22-23 December 1955, Gunong Lang area, north Malaya: A shabby vehicle had left Miss Wong’s house late on the 20th and driven the three men up the main highway, stopping after six hours. There was nowhere else to sleep but in the vehicle. They moved off at dawn, having had a bite to eat at a roadside place and branched off east along Route 67, towards Baling. After about twenty miles they turned north along a minor road and at the first junction they doubled back south to slightly north of Kampong Lalang, ten miles to the north of Baling, early in the afternoon. From there they could see east to Gunong Lang rising to a height of 3756 feet. The map distance to their destination was not quite ten miles, on foot it would be considerably farther.
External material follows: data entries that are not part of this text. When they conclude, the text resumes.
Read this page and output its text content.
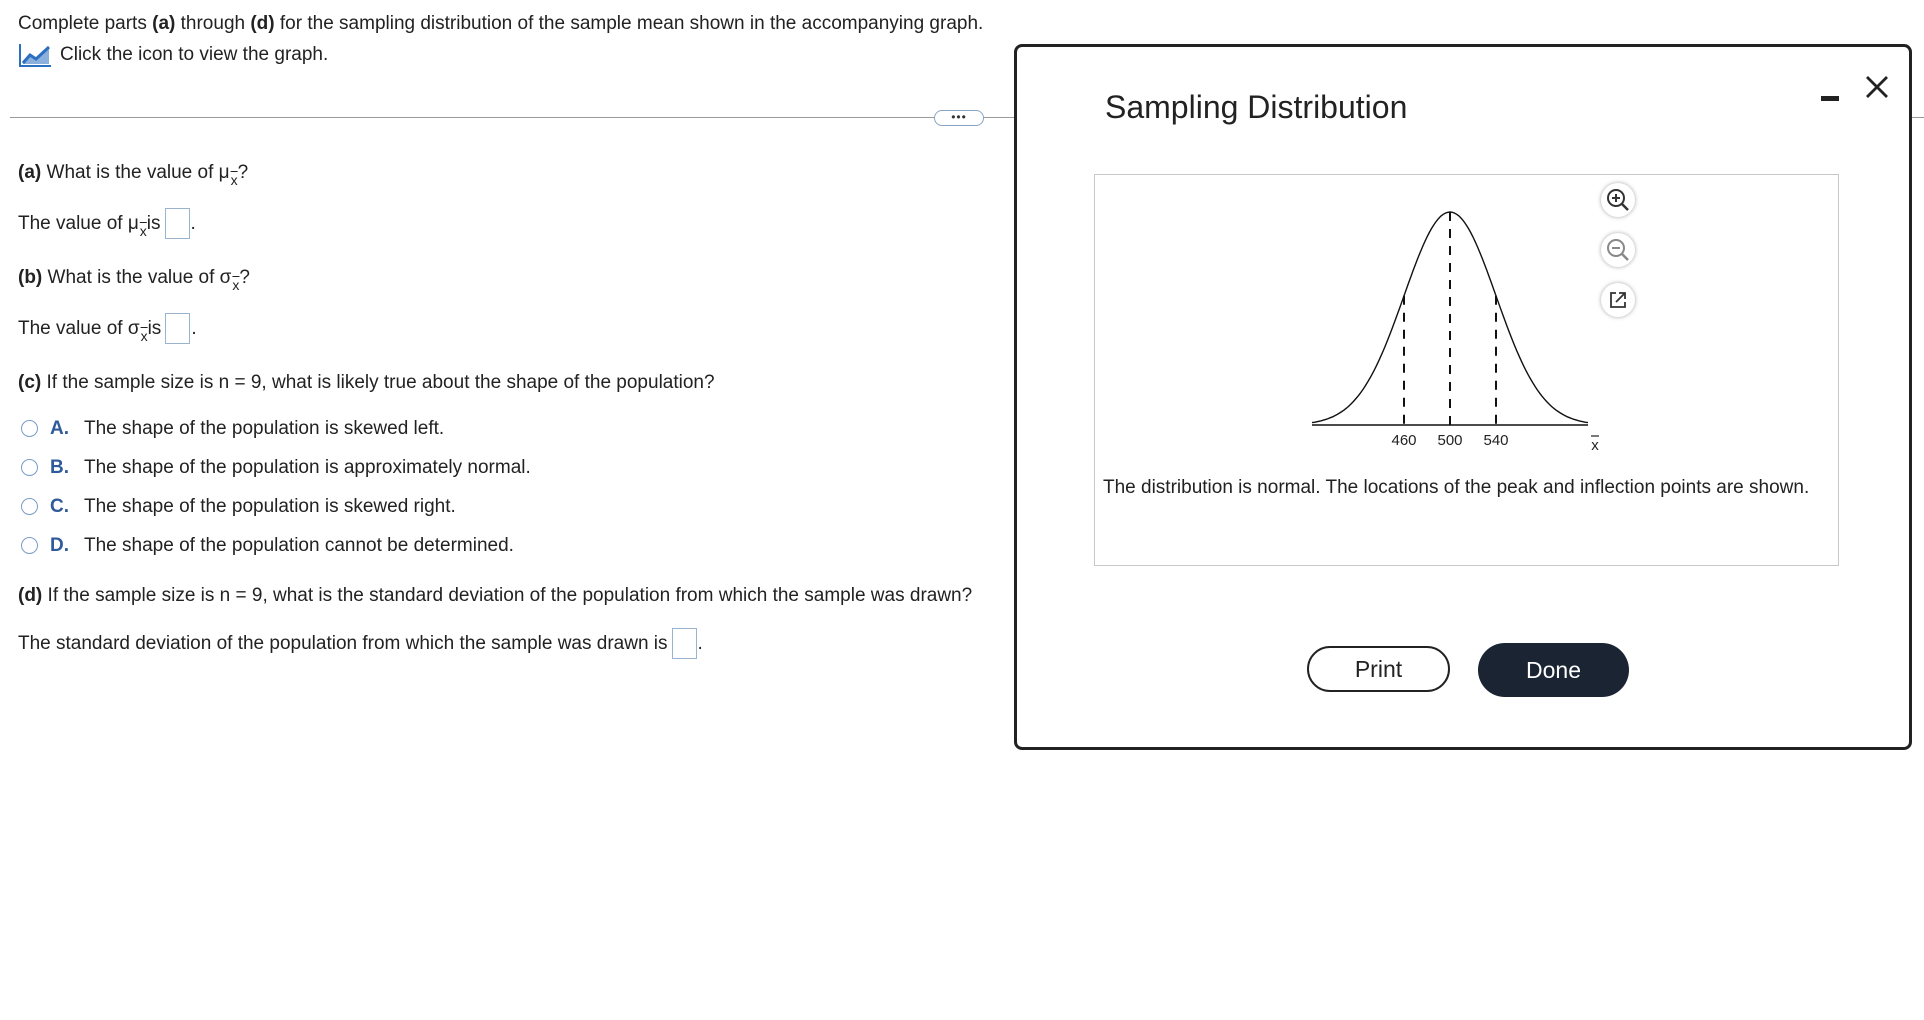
Complete parts (a) through (d) for the sampling distribution of the sample mean shown in the accompanying graph.
Click the icon to view the graph.
•••
(a) What is the value of $\mu_{\overline{x}}$?
The value of μ $\overline{x}$ is .
(b) What is the value of $\sigma_{\overline{x}}$?
The value of σ $\overline{x}$ is .
(c) If the sample size is n = 9, what is likely true about the shape of the population?
A. The shape of the population is skewed left.
B. The shape of the population is approximately normal.
C. The shape of the population is skewed right.
D. The shape of the population cannot be determined.
(d) If the sample size is n = 9, what is the standard deviation of the population from which the sample was drawn?
The standard deviation of the population from which the sample was drawn is .
Sampling Distribution
460 500 540	x
The distribution is normal. The locations of the peak and inflection points are shown.
Print	Done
By then they felt cramped so got out of the car and eased their limbs. Clouds full of rain loomed menacingly. Jason spoke to the driver: ‘You have done us well and thank you. What I want you to do now is to drive on to the village where there is bound to be a shop. Look for three plastic sheets and buy them. I can’t see us being able to cook for the next forty-eight hours so look out for anything tinned, fish will do, not forgetting to buy or borrow a tin opener, as well as some biscuits.’

‘I have a bottle with me. If I clean it out shall I bring some tea back with me?’
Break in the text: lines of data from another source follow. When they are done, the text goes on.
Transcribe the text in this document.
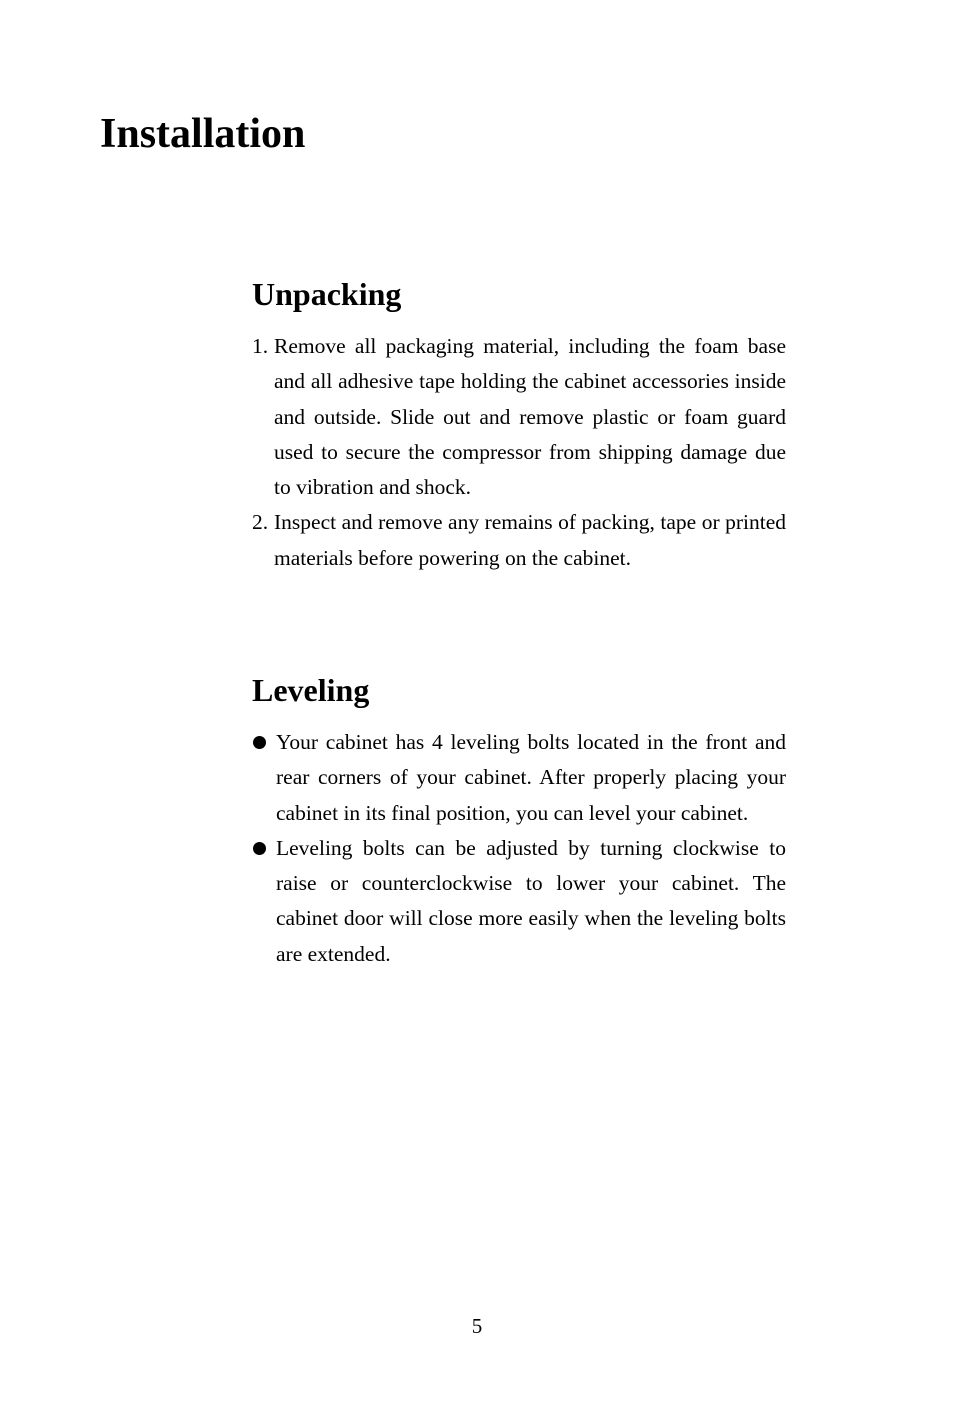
Installation
Unpacking
1. Remove all packaging material, including the foam base and all adhesive tape holding the cabinet accessories inside and outside. Slide out and remove plastic or foam guard used to secure the compressor from shipping damage due to vibration and shock.
2. Inspect and remove any remains of packing, tape or printed materials before powering on the cabinet.
Leveling
Your cabinet has 4 leveling bolts located in the front and rear corners of your cabinet. After properly placing your cabinet in its final position, you can level your cabinet.
Leveling bolts can be adjusted by turning clockwise to raise or counterclockwise to lower your cabinet. The cabinet door will close more easily when the leveling bolts are extended.
5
‘Yes, that’s a fine idea.’ He groped in his pocket and gave the driver some money. ‘Be as quick as you can.

Away went the driver and in half an hour returned with all that had been asked for. He was only just in time as it started to rain and the plastic sheets were immediately draped over their shoulders. They swigged the tea by turns, feeling the better for it. ‘You’ll be all right on your own, will you?’ Jason asked the driver.

‘Yes. When will you want me back here?’

‘Tomorrow, late afternoon.’

The driver drove off and the three men moved along a path towards the jungle, hoping to find a shack used for the night when people stay out in the fields to watch the paddy.

At dusk they espied a lean-to hut. ‘We’ll doss down here,’ said Jason. ‘I expect it will be full of fleas.’ And it was.

Ah Fat had hoped that, if lucky, he and his bodyguard could reach the RV above the old mining quarry on the west side of Gunong Lang before their absence, especially his, was noticed. At worst they had at least twelve hours’ start on any follow-up group, probably even longer if the rain had obliterated their foot prints. He had told his bodyguard to fill a haversack, unobtrusively, with enough ‘hard tack’ provisions to last the pair of them for forty-eight hours.

Jason, Chakré and Wang Ming had a restless night, bitten by fleas and a wind off Gunong Lang making it colder than usual. ‘Tell you what, let’s make a fire and heat up a tin of fish before we start off. Get us warm and give us a bit of strength.’